« Le marché sucrier de l’UE fait face à une forte concurrence », écrit la Commission dans ses dernières projections pour l’agriculture européenne à l’horizon 2035, publiées en décembre.
Car si l’Union européenne reste un acteur de poids sur l’échiquier mondial, elle doit affronter la concurrence croissante de compétiteurs agressifs comme le Brésil, l’Inde et la Thaïlande, qui ont consolidé leurs parts de marché grâce à « des coûts de production plus faibles, des conditions climatiques favorables et des infrastructures logistiques d’exportation bien établies ».

La Commission pointe aussi leur capacité à capter de nouveaux débouchés, en tirant parti de l’évolution des préférences des consommateurs et des accords commerciaux.

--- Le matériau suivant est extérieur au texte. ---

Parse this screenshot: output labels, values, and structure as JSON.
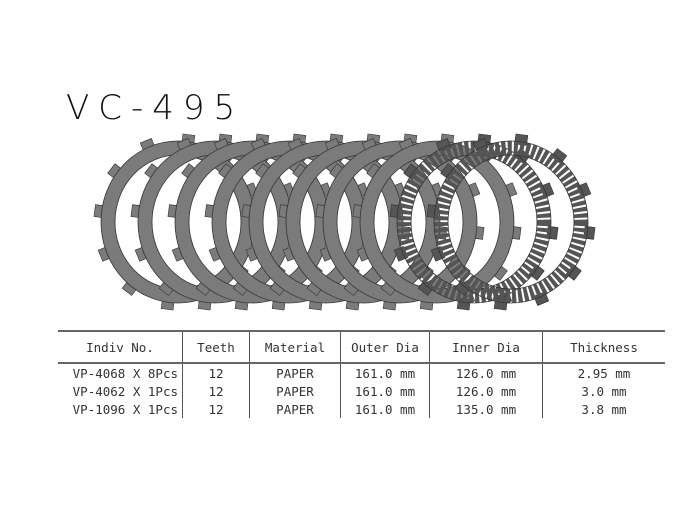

Sans oublier que les progrès en matière de transformation durable de la canne à sucre et de production de biocarburants renforcent encore leur compétitivité… Alors qu’en face, les planteurs européens sont confrontés à des « défis croissants » : baisse de la disponibilité des produits de protection des plantes, hausse des coûts des engrais et impacts du changement climatique.
Renforcer la compétitivité
La volatilité des prix – liée aux coûts des intrants, au contexte géopolitique instable et aux politiques sur le sucre et l’éthanol sur les grands marchés mondiaux — accroît la pression sur un secteur déjà fragilisé, ajoute le rapport. Le sucre blanc a ainsi atteint des prix record dans l’UE au début de la campagne 2022/23, avant de nettement décrocher les deux années suivantes.
Dans ce contexte, Bruxelles estime que « la consolidation du secteur constitue un secteur clé pour renforcer la compétitivité de la filière sucrière européenne », et que les NGT et les nouvelles variétés de betteraves permettraient d’améliorer sa durabilité.
Du côté du sucre bio, la production de l’UE devrait rester marginale (environ 1 % de la production totale) d’ici à 2035 en raison « d’une demande stagnante, de coûts de production plus élevés » et de la concurrence des importations colombiennes, mexicaines et brésiliennes.
Le solde net des échanges de sucre de l’Union pourrait passer en négatif en 2026 ou 2027, « c’est-à-dire que l’UE importerait plus de sucre qu’elle n’en exporterait », avant de se rapprocher de l’équilibre les années suivantes.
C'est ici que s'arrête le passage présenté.